Thursday, September 24, 2009

Is the U.S. dollar about to plunge?

By Money Matters Editors

Where’s the U.S. dollar headed from here? Well, if you’re in the camp that argues that both monetary and fiscal stimulus guarantee rising U.S. inflation, the dollar will likely weaken in the immediate quarters ahead, and probably for longer.

But if you’re in the camp that argues that given asset destruction, massive job lay-offs, and price power that is non-existent, the dollar will hold its own against the world’s other major currencies.

The dollar weakened about one-half cent Wednesday to $1.4811 and $1.6436 versus the euro and British pound, respectively. The dollar was virtually unchanged versus Japan’s yen at 91.13 yen. The dollar has weakened about 7 percent versus the euro and about 8.5 percent versus the pound so far in 2009. The buck is virtually unchanged versus the yen this year.


Autumn: season of decision for dollar?

Further, the autumn could prove to be ‘the season of decision’ for the dollar. The U.S.’s structural budget deficit – that’s the deficit that will likely exist whether the economy is in expansion or recession – is in the $300-350 billion range (including an expiration of the 2001 Bush tax cut), and that fact, combined with institutional investors re-evaluating portfolios as they return from summer vacations (when trading volumes are light) could result in institutions rotating out of dollar-based investments, weakening the dollar. That all-the-more underscores the need for the U.S. Congress to cut the budget deficit, and health care reform is a major factor in that effort, due to the projected increases in federal health care spending without health care reform.

Also, if serious deficit reduction doesn’t occur, and institutions start decreasing their dollar-denominated assets and dollar positions, emerging market giants China, India and Russia might combine with other large U.S. public debt holders Japan and Saudi Arabia and renew their effort to create an alternate global reserve currency – further weakening the dollar. Just as bad, any mass sale of U.S. government debt would increase interest rates in the U.S.- commercial and personal - presenting another hurdle to economic recover

One factor that could work in favor of the dollar? U.S. GDP growth. You read correctly: U.S. GDP growth. The currency market is starting to price-in capital flight from the U.S. to healthier emerging markets economies, particularly those in Asia, which are likely to register impressive growth rates as the global economic recovery takes hold. All other factors being equal, capital chases return, and most economic models show stronger GDP growth in Asia, not the U.S., in the recovery’s initial stage.

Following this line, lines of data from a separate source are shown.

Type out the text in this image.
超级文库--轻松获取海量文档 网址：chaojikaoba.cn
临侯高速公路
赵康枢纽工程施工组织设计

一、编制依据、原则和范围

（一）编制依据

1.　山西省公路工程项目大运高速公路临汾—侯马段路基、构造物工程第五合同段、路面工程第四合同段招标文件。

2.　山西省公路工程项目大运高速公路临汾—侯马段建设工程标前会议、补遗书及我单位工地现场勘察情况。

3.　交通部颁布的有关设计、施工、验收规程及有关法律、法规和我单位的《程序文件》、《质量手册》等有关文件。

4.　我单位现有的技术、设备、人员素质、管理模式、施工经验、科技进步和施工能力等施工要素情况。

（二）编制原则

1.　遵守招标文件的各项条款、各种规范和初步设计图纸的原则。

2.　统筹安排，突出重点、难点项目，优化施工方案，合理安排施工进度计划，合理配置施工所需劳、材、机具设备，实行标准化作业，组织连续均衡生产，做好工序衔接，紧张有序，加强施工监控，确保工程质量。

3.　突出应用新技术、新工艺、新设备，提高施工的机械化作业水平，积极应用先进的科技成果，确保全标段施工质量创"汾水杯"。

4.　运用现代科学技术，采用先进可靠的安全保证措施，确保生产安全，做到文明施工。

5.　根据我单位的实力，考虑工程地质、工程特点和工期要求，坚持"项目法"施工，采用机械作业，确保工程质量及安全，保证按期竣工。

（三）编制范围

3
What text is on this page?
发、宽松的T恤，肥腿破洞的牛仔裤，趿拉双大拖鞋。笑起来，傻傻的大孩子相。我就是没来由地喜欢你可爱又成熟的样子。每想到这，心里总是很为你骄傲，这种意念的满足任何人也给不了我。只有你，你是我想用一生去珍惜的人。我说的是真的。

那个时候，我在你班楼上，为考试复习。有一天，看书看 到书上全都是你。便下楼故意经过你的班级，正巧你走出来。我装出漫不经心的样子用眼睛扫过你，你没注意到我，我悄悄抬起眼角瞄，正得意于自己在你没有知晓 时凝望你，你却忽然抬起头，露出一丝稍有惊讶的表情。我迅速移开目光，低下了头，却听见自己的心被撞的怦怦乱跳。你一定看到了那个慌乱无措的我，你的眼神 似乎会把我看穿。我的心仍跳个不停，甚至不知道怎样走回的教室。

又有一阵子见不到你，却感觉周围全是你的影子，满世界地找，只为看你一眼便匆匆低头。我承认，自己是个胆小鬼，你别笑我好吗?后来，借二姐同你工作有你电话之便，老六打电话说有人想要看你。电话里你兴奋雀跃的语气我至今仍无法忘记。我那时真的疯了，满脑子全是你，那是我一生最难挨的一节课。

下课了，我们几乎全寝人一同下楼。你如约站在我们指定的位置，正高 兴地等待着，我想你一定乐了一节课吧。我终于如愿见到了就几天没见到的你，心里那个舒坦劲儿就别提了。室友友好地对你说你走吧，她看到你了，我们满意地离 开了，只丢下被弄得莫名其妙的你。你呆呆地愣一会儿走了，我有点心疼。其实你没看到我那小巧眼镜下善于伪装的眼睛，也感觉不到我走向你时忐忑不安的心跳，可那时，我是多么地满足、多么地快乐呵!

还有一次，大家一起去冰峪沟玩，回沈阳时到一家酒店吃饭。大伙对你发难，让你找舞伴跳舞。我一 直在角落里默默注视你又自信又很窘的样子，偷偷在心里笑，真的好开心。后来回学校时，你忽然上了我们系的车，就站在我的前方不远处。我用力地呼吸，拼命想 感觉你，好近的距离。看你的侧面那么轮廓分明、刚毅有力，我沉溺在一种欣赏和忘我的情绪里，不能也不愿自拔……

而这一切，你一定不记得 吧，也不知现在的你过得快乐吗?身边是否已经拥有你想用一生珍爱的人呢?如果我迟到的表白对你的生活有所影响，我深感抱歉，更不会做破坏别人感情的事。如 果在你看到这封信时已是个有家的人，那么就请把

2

However, U.S. GDP growth could surprise. To be sure, no one expects the United States to return to Clinton administration-era, 300,000-job-gain months, but the recovery could be stronger than expected in Q3/Q4 2009 and Q1/Q2 2010, particularly if the housing sector snaps back quicker. And the latter scenario would be bullish for the dollar, leaving the dollar bears on the short end of a dollar-short stick.

What should investors monitor? Again, keep your eye on the U.S. budget deficit: any sign that Congress will not take the difficult but necessary steps to  reduce it will likely weaken the dollar further. Also monitor the condition of major U.S. banks: any sign that some may need more public assistance (translation: taxpayer funds) to re-capitalize implies more government borrowing, which would also weigh on the buck.